Regia di Matteo Garrone con Toni Servillo, Gianfelice Imparato, Maria Nazionale, Salvatore Cantalupo, Gigio Morra, Salvatore Abruzzese, Marco Macor, Ciro Petrone, Carmine Paternoster

Recensione a cura di ferro84 (voto: 9,0)

E' comunemente attribuita all'intellettuale Vincenzo Cuoco una considerazione sul nascente Regno di Napoli secondo la quale "[...]sbaglia chi considera come la nazione napoletana, in realtà sono due: distinte tra loro due secoli e due gradi di clima... la prima non vede la seconda perché ha lo sguardo rivolto a Londra o Parigi [...]"
Cosa resta oggi della "nazione napoletana" descritta da un lungimirante Cuoco?

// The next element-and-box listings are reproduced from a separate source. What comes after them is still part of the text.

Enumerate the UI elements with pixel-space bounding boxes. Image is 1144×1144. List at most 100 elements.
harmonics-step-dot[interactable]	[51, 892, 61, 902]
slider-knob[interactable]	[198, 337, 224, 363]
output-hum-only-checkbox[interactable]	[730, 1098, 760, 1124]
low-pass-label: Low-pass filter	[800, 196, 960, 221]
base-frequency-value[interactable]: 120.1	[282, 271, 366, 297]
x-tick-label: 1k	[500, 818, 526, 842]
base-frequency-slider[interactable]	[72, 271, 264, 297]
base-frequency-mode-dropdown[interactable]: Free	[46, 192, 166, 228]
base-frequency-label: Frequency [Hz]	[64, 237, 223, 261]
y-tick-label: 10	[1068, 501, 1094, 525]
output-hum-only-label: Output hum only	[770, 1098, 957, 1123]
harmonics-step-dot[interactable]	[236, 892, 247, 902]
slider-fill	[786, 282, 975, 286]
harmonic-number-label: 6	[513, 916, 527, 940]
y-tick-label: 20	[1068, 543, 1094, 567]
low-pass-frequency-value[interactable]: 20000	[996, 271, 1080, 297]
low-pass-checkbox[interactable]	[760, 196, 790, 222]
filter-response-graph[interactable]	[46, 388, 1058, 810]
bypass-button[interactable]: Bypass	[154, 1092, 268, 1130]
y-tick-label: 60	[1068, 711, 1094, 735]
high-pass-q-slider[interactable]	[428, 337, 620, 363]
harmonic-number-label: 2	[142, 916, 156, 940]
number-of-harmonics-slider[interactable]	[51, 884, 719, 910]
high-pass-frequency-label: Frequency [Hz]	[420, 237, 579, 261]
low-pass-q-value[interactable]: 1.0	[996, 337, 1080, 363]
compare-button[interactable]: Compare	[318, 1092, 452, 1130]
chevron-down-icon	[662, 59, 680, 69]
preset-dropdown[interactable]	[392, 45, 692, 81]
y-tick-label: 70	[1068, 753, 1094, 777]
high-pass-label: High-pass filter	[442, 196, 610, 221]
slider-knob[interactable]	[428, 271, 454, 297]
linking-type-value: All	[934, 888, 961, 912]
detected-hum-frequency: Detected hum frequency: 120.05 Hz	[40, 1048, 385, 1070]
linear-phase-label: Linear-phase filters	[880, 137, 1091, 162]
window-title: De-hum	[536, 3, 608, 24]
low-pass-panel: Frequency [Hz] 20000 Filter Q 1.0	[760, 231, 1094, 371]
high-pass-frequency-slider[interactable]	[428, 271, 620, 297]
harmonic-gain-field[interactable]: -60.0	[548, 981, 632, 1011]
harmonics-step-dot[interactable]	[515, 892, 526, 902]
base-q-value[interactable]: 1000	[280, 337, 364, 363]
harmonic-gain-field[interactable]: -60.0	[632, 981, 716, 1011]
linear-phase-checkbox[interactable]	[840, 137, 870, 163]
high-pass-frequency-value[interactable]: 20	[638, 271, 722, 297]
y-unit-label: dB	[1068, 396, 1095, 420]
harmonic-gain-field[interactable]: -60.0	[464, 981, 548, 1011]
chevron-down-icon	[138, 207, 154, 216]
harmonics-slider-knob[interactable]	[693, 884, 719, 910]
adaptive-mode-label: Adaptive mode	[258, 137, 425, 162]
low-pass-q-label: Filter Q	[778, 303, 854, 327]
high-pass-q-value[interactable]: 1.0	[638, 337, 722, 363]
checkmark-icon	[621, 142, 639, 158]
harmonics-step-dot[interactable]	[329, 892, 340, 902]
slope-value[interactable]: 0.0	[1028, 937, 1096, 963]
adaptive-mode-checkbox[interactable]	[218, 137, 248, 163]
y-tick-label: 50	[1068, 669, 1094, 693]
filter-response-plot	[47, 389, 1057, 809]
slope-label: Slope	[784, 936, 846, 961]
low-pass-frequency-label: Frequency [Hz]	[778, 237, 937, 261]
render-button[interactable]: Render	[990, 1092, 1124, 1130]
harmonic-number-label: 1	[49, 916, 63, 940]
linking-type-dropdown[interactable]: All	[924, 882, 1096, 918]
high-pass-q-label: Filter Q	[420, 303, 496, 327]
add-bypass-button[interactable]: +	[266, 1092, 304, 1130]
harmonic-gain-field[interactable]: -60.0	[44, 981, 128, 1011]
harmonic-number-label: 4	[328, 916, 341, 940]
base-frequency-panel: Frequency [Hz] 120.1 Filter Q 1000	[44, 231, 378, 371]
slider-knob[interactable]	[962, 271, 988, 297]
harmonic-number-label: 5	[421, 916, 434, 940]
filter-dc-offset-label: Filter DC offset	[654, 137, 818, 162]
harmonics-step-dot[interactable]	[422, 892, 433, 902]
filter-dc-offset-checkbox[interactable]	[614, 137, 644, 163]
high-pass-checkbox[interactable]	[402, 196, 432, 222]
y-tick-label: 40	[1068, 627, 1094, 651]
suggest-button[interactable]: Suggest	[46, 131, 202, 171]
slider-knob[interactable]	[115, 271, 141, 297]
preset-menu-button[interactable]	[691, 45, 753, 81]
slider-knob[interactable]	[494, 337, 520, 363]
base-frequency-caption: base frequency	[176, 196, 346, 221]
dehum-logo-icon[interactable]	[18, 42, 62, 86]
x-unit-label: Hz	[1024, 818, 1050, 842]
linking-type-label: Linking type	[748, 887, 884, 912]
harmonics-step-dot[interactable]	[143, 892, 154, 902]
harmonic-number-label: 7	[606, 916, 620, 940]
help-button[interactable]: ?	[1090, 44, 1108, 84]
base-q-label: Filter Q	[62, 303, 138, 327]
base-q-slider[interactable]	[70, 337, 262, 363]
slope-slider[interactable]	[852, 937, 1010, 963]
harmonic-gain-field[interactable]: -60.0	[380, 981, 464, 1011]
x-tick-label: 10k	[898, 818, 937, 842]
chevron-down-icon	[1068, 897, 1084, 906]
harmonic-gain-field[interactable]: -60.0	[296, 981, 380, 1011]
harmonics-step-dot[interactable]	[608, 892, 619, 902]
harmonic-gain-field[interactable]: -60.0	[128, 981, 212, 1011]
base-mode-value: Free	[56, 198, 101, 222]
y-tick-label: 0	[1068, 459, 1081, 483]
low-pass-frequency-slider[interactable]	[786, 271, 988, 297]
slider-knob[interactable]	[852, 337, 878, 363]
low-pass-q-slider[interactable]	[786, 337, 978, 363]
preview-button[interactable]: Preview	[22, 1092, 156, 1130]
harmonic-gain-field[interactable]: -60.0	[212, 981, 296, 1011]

Soffocata da cumuli di immondizia in fiamme, avvelenata fin nel ventre della sua terra, assoggettata ad una modernità che le ha corrotto l'animo, la Napoli di oggi sembra avere conosciuto solo gli effetti negativi della modernità, del benessere e della democrazia.
Eppure immutabile nelle sue contraddizioni, la Napoli di questi anni sta mostrando un volto inedito, la cui spietatezza e crudeltà non risulta più essere inquadrabile in una semplice analisi storica- sociologica.

Come Cuoco a suo tempo accusò una parte di Napoli di non avere il coraggio di guardare in faccia i suoi mali, oggi Saviano con il suo romanzo-verità "Gomorra" si rivolge all'Italia, troppo presa dalle sue magagne politiche, da non rendersi conto della deriva economica e sociale di parte del suo territorio.
Venduto in più di un milione di copie e tradotto in 33 lingue, "Gomorra" è stato il fenomeno editoriale degli ultimi anni, un libro scritto in perfetto equilibrio tra romanzo e reportage giornalistico.
Il merito di Saviano è quello di presentarci una camorra inedita, più vicino al mondo della finanza e dell'imprenditoria; un'evoluzione del fenomeno malavitoso, sempre più pericoloso e soprattutto non più confinato alle regioni meridionali.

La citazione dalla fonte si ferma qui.